Der Stein war rau, ungleichmäßig geformt und schimmerte in einem unheilvollen Dunkelblau. Seine Aura war greifbar - wie ein zäher Nebel, der sich in die Luft ergoss und die Atmosphäre vergiftete. Die unruhigen Mana-Ströme des Ortes schienen förmlich auf ihn zu reagieren, sich um ihn zu winden wie Schlangen um ihre Beute.
Alex trat näher, seine Haltung angespannt, doch sein Blick blieb konzentriert. „Dieser Kristall ist stark verunreinigt," murmelte er, als er die Energie des Steins prüfte. „Er wirkt wie ein Parasit, der sich von der Umgebung nährt und dabei alles destabilisiert. Aber er ist nicht direkt mit dem Knotenpunkt verbunden - das macht ihn gefährlich, aber nicht unverzichtbar." Ein schmales Lächeln huschte über sein Gesicht. „Reinigen wir ihn und nehmen ihn mit. So etwas könnte auf dem Markt ein kleines Vermögen einbringen."
Emilia ignorierte seinen geschäftstüchtigen Ton, denn ihre Aufmerksamkeit war bereits ganz auf den Kristall gerichtet. Das Mal in ihrer Brust pulsierte, stabilisierte ihren Manafluss und verstärkte ihre Konzentration. Sie spürte, wie die Energie des Steins sich wie ein dorniges Netz um ihren Geist legte, sich wehrte, als würde sie ihre Reinigung antizipieren.

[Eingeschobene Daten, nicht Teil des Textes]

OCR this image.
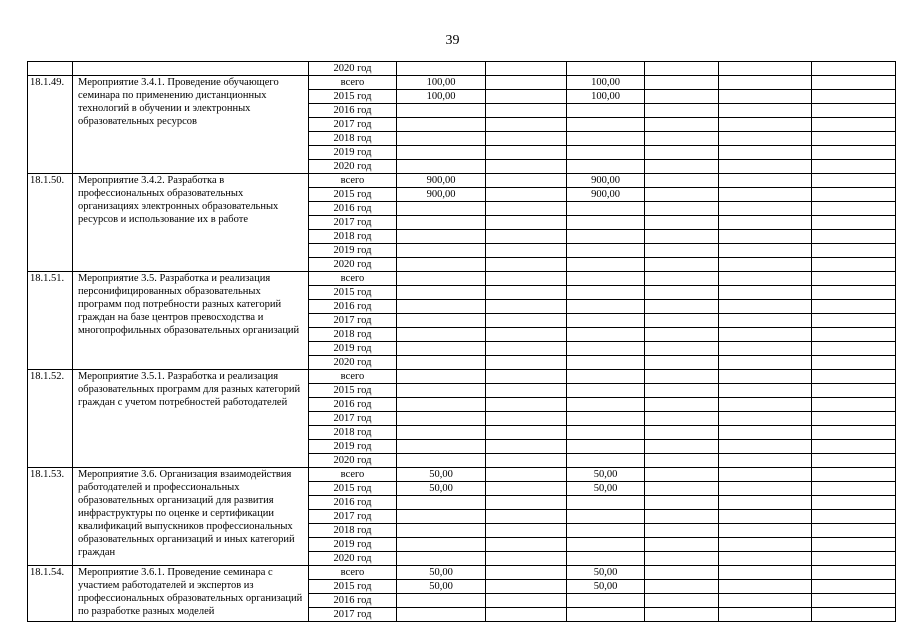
39
		2020 год						
18.1.49.	Мероприятие 3.4.1. Проведение обучающего семинара по применению дистанционных технологий в обучении и электронных образовательных ресурсов	всего	100,00		100,00			
		2015 год	100,00		100,00			
		2016 год						
		2017 год						
		2018 год						
		2019 год						
		2020 год						
18.1.50.	Мероприятие 3.4.2. Разработка в профессиональных образовательных организациях электронных образовательных ресурсов и использование их в работе	всего	900,00		900,00			
		2015 год	900,00		900,00			
		2016 год						
		2017 год						
		2018 год						
		2019 год						
		2020 год						
18.1.51.	Мероприятие 3.5. Разработка и реализация персонифицированных образовательных программ под потребности разных категорий граждан на базе центров превосходства и многопрофильных образовательных организаций	всего						
		2015 год						
		2016 год						
		2017 год						
		2018 год						
		2019 год						
		2020 год						
18.1.52.	Мероприятие 3.5.1. Разработка и реализация образовательных программ для разных категорий граждан с учетом потребностей работодателей	всего						
		2015 год						
		2016 год						
		2017 год						
		2018 год						
		2019 год						
		2020 год						
18.1.53.	Мероприятие 3.6. Организация взаимодействия работодателей и профессиональных образовательных организаций для развития инфраструктуры по оценке и сертификации квалификаций выпускников профессиональных образовательных организаций и иных категорий граждан	всего	50,00		50,00			
		2015 год	50,00		50,00			
		2016 год						
		2017 год						
		2018 год						
		2019 год						
		2020 год						
18.1.54.	Мероприятие 3.6.1. Проведение семинара с участием работодателей и экспертов из профессиональных образовательных организаций по разработке разных моделей	всего	50,00		50,00			
		2015 год	50,00		50,00			
		2016 год						
		2017 год						
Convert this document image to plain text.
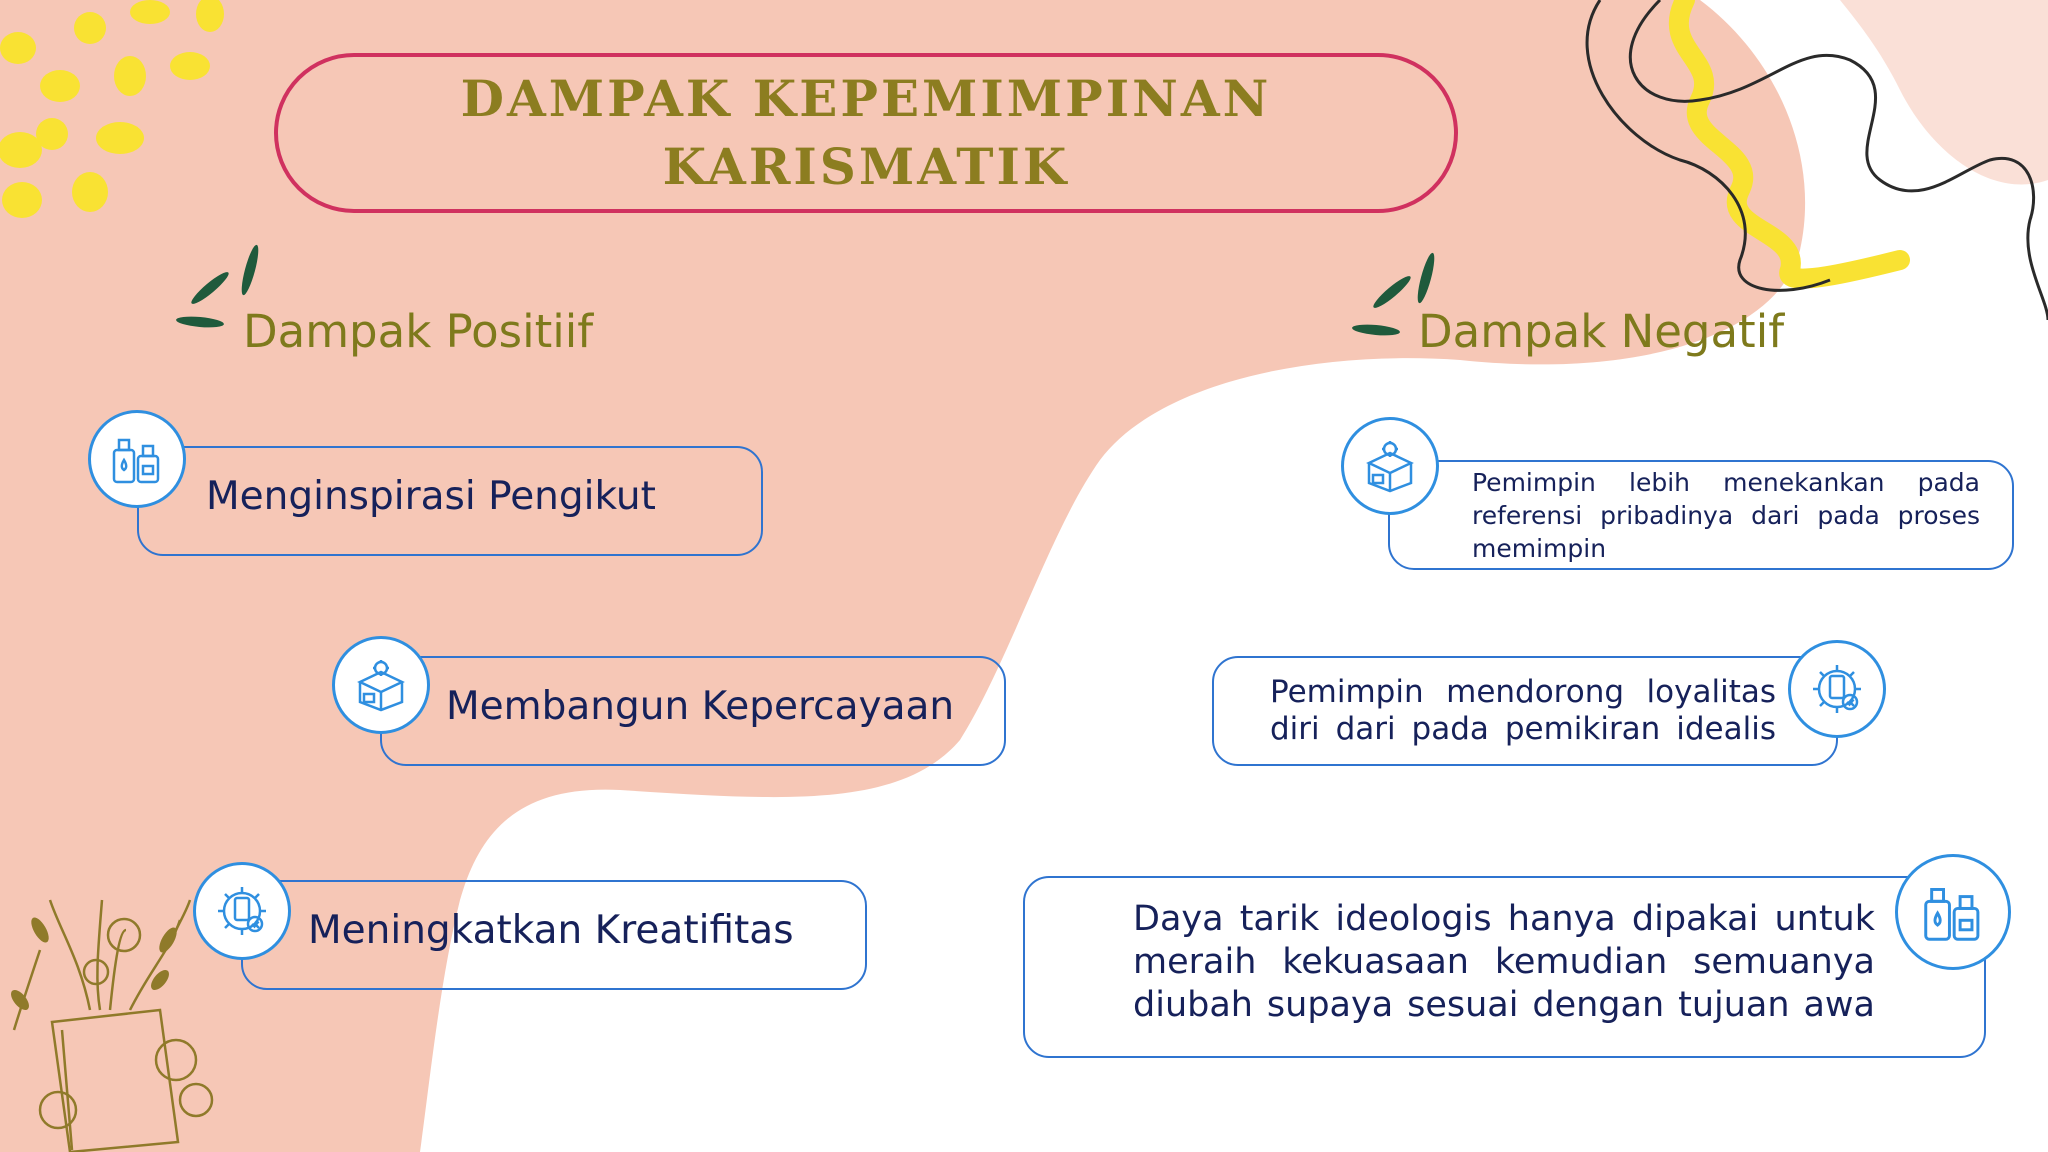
DAMPAK KEPEMIMPINAN KARISMATIK
Dampak Positiif	Dampak Negatif
Menginspirasi Pengikut
Membangun Kepercayaan
Meningkatkan Kreatifitas
Pemimpin lebih menekankan pada referensi pribadinya dari pada proses memimpin
Pemimpin mendorong loyalitas diri dari pada pemikiran idealis
Daya tarik ideologis hanya dipakai untuk meraih kekuasaan kemudian semuanya diubah supaya sesuai dengan tujuan awa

„Wenn wir den reinigen, beruhigen sich vielleicht auch die Geister," sagte sie leise. Die Kleingeister, die bisher nur wie Schatten gewirbelt hatten, wurden von der intensiven Energie des Kristalls angezogen. Sie begannen sich um den Stein zu sammeln, schienen seine Dunkelheit zu verteidigen.
Alex trat näher, sein Blick blieb ruhig und klar. „Ich werde deine Energie stabilisieren. Du konzentrierst dich nur auf den Kristall. Vertraue mir."
Emilia nickte, und ihre Augen trafen kurz seine. Er legte eine Hand auf ihre Schulter, und sofort spürte sie, wie seine Mana-Präsenz sich mit ihrer verband. Es war, als würde ein schützendes Netz sie einhüllen, ein sanfter, beständiger Fluss, der ihre Barriere verstärkte.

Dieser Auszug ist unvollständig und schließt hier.